Ilustrasi simbolis kekikiran.
Dalam dinamika kehidupan berumah tangga, aspek finansial sering kali menjadi titik sensitif. Ketika salah satu pihak, terutama seorang suami, menunjukkan sifat pelit atau kikir yang berlebihan, bukan hanya masalah ekonomi yang muncul, tetapi juga retakan pada fondasi kepercayaan dan kasih sayang. Banyak kisah yang beredar, baik dari pengalaman langsung maupun cerita turun-temurun, yang menggambarkan bagaimana azab suami pelit bisa termanifestasi dalam berbagai bentuk.
Kikir bukanlah sekadar hemat. Hemat adalah manajemen keuangan yang bijak. Kikir adalah penolakan mendasar untuk berbagi atau memenuhi kebutuhan dasar orang yang menjadi tanggung jawabnya, termasuk istri dan anak-anak. Seorang suami yang kikir mungkin memiliki harta berlimpah, namun ia merasa terbebani hanya untuk mengeluarkan uang demi kebaikan keluarganya.
Sifat ini sering kali berakar dari rasa takut kehilangan atau ketidakpercayaan terhadap masa depan. Namun, dampaknya pada istri sangat menghancurkan. Rasa tidak dihargai, terisolasi secara emosional, dan bahkan mengalami kesulitan hidup adalah konsekuensi langsung dari kekikiran ini.
Dalam banyak pandangan, sebelum adanya pertanggungjawaban akhirat, azab suami pelit sering terlihat dalam kehidupan duniawi mereka sendiri. Azab ini tidak selalu berupa hukuman fisik yang tiba-tiba, melainkan serangkaian kejadian yang membuat hidup mereka menjadi tidak nyaman dan jauh dari kebahagiaan sejati:
Sebut saja namanya Pak Budi. Ia dikenal sangat sukses di usahanya, namun di rumah, istrinya harus meminta izin hanya untuk membeli sabun cuci piring. Pak Budi selalu mengatakan bahwa istrinya boros. Ia bahkan membatasi jatah listrik agar tagihan bulanan rendah, meskipun ia mampu membeli mobil mewah baru untuk dirinya sendiri.
Suatu ketika, Pak Budi mengalami sakit parah yang memerlukan operasi mendesak. Seluruh uang tunai yang ia simpan erat-erat di brankas tiba-tiba tidak bisa diakses karena sistem keamanan digitalnya mengalami kegagalan total, dan teknisi spesialis yang dibutuhkan sangat mahal—mahal sekali. Dalam kepanikannya, ia terpaksa meminjam dari kerabat dengan bunga tinggi, sebuah ironi besar bagi seorang yang gemar menimbun.
Namun, yang lebih menyakitkan adalah reaksi anak-anaknya saat pemulihan. Mereka enggan menjenguk karena merasa tidak pernah diperhatikan, kecuali ketika mereka membutuhkan uang untuk keperluan Pak Budi sendiri. Azab suami pelit yang dirasakan Pak Budi adalah kesendirian di masa kritisnya.
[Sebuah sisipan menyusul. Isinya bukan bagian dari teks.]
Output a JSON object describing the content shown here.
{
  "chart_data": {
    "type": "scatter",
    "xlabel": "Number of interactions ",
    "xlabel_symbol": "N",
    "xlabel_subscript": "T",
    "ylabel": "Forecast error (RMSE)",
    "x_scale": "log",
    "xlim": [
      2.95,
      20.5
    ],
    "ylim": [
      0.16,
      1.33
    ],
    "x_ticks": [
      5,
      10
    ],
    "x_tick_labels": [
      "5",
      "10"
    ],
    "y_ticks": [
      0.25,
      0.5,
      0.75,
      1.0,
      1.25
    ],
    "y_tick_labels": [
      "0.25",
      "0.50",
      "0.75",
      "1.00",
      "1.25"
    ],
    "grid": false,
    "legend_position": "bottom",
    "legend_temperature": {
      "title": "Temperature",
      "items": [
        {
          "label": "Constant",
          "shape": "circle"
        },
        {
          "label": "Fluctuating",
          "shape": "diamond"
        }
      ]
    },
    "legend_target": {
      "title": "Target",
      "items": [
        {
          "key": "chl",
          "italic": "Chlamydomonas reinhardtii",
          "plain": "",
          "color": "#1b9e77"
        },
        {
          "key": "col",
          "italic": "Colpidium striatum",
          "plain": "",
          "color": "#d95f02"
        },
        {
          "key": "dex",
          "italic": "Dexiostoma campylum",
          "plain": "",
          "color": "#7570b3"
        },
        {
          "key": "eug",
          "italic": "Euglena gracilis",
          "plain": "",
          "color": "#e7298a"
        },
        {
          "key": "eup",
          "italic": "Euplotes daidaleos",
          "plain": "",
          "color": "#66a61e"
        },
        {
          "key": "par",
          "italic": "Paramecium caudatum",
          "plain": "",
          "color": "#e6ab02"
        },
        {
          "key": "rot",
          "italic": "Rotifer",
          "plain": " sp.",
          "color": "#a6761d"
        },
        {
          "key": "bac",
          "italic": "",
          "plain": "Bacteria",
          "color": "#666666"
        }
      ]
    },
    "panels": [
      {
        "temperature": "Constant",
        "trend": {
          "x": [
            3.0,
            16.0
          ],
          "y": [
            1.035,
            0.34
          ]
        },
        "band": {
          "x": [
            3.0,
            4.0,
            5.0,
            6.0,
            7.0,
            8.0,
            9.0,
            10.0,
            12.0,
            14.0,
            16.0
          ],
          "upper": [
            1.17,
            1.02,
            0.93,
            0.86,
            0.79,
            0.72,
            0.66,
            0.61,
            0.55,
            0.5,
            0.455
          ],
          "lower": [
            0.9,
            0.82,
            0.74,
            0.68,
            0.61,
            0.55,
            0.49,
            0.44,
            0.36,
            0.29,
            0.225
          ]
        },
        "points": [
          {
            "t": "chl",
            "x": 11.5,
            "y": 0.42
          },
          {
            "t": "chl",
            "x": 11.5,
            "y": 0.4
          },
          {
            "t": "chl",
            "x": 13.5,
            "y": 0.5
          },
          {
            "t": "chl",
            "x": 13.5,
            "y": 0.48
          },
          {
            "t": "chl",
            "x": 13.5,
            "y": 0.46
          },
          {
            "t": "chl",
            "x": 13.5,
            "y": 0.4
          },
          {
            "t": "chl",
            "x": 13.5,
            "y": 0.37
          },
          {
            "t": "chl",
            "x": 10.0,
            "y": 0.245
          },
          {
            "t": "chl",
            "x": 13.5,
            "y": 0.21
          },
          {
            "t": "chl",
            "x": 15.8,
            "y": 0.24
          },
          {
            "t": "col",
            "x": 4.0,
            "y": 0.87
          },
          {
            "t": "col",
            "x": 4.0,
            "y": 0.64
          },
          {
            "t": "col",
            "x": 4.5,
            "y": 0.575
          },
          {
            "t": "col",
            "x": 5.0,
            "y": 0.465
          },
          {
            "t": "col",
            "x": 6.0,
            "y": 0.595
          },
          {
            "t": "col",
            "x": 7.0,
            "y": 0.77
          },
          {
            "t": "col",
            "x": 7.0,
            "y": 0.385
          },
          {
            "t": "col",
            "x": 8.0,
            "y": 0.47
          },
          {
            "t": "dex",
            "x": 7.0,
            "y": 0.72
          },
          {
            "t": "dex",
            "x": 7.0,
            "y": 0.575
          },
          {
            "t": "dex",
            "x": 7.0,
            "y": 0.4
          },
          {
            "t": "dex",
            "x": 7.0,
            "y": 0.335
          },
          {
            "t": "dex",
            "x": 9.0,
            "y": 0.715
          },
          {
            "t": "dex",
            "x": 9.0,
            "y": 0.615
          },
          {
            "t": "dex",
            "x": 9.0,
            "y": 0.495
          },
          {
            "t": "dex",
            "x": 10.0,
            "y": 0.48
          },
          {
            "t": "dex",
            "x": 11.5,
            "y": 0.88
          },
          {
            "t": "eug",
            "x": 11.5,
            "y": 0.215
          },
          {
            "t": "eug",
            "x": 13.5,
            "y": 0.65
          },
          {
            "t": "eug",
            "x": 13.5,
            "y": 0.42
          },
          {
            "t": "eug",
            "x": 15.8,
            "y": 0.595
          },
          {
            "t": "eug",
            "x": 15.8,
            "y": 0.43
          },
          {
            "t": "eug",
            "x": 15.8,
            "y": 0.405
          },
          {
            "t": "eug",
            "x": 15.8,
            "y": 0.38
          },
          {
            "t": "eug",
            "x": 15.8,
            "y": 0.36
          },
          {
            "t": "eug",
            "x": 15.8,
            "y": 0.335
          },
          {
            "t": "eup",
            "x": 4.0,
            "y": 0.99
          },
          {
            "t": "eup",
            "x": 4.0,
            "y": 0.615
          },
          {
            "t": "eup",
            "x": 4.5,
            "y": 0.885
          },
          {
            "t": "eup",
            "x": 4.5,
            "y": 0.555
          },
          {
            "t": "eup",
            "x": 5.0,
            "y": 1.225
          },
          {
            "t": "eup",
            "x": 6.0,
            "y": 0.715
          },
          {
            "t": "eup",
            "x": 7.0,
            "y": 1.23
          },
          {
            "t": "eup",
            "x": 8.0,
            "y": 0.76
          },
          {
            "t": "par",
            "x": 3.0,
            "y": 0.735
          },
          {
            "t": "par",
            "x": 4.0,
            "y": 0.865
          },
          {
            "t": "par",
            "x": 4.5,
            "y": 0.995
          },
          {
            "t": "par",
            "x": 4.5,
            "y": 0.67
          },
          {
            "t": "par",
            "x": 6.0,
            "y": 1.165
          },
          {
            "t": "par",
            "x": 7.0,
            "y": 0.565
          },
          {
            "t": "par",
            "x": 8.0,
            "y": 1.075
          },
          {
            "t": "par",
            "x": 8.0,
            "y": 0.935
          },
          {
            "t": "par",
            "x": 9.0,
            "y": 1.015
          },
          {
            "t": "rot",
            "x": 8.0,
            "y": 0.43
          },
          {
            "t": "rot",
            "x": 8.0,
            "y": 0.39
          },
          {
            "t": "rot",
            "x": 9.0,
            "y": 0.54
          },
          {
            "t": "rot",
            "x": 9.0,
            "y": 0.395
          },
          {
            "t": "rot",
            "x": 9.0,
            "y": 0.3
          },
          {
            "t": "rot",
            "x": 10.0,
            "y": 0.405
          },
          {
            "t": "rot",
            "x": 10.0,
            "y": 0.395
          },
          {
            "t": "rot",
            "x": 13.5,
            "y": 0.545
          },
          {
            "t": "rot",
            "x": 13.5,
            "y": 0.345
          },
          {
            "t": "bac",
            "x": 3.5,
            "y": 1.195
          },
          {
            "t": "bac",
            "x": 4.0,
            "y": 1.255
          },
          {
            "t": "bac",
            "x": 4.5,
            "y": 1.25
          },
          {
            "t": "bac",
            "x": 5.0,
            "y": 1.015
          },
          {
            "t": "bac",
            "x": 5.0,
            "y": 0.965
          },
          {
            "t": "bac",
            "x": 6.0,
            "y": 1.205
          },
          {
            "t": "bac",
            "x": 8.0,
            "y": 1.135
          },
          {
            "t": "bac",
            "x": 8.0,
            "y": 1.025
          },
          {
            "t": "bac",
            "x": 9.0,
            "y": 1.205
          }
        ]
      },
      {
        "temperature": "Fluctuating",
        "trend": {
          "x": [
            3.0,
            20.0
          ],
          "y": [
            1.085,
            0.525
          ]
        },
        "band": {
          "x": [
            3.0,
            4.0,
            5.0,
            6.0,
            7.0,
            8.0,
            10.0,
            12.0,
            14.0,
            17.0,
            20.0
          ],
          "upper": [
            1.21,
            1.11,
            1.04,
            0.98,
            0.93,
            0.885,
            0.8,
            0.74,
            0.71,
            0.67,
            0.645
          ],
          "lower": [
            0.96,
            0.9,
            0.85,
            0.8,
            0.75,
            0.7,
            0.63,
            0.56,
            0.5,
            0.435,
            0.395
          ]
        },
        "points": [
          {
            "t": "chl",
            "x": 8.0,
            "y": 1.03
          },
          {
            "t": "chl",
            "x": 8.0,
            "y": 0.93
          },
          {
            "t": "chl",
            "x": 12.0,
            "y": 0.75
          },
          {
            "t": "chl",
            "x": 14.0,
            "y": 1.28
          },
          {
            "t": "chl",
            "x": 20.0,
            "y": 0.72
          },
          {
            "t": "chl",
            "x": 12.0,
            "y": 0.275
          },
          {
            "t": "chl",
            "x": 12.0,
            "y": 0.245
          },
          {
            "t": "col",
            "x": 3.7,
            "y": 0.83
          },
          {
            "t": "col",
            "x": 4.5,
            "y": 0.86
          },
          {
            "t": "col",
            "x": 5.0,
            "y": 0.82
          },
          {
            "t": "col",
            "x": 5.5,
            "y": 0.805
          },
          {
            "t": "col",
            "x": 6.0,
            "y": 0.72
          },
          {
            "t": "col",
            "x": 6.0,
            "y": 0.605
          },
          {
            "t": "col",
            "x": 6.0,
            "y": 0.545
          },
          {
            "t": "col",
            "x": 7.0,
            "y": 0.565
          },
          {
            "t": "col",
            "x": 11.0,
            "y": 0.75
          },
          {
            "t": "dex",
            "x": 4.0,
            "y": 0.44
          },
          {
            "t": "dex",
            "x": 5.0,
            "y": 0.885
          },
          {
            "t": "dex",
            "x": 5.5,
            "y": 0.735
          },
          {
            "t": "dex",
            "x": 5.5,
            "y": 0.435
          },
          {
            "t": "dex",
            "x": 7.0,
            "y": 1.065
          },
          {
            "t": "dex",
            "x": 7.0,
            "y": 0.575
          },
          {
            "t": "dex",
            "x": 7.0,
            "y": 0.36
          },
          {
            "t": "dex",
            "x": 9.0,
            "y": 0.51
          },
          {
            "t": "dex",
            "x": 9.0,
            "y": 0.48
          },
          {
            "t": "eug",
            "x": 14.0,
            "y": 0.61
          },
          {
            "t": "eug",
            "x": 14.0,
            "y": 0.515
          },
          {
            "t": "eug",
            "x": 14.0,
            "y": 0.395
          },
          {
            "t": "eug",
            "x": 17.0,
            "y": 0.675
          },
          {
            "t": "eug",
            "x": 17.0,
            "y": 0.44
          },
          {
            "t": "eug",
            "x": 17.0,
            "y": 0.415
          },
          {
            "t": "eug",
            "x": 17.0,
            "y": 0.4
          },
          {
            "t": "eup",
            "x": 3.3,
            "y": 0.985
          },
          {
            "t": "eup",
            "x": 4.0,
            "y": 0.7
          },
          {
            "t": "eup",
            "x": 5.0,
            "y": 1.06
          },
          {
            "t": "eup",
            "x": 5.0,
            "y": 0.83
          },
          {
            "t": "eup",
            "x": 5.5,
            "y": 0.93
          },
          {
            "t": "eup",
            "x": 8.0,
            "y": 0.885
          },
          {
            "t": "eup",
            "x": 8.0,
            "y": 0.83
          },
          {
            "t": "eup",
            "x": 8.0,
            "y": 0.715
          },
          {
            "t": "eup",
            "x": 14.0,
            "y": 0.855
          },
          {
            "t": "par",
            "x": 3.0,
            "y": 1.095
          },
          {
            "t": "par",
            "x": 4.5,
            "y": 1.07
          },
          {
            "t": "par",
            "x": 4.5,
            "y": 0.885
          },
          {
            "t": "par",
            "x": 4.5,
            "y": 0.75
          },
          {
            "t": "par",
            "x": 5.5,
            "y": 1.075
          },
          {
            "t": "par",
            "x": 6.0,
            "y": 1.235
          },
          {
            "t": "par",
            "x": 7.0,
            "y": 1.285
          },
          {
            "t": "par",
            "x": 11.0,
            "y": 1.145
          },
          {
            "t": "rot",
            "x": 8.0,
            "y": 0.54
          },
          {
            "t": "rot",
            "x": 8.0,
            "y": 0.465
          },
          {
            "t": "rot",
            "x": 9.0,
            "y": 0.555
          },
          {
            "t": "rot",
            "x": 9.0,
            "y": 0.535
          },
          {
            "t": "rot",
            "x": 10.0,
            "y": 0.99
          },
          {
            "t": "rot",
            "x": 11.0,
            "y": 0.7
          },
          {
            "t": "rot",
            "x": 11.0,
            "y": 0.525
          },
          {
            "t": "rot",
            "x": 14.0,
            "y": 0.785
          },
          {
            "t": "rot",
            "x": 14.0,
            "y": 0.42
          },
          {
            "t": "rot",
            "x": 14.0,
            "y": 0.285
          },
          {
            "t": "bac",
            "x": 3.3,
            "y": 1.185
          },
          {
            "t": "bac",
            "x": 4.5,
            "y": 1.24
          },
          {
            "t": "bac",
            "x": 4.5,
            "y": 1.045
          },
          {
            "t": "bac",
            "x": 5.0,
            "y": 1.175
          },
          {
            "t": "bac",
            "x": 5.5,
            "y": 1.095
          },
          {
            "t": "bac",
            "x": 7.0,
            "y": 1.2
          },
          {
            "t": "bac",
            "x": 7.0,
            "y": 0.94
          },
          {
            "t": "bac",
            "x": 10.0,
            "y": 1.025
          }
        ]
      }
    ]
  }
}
Kisah-kisah seperti ini menjadi pengingat keras bahwa tanggung jawab nafkah tidak hanya tentang menyediakan materi, tetapi juga memberikan rasa aman dan cinta. Mengelola keuangan bersama memerlukan transparansi dan niat baik. Istri bukanlah musuh yang harus dikontrol pengeluarannya, melainkan mitra yang harus didukung.
Kehidupan yang berkecukupan adalah anugerah, namun jika diiringi dengan kekikiran hati, anugerah itu berubah menjadi beban berat. Pada akhirnya, harta yang tidak dibagikan dengan niat tulus akan menjadi penghalang terbesar menuju kebahagiaan sejati dalam pernikahan. Mengatasi sifat pelit bukan hanya demi istri dan anak, tetapi demi kedamaian jiwa suami itu sendiri.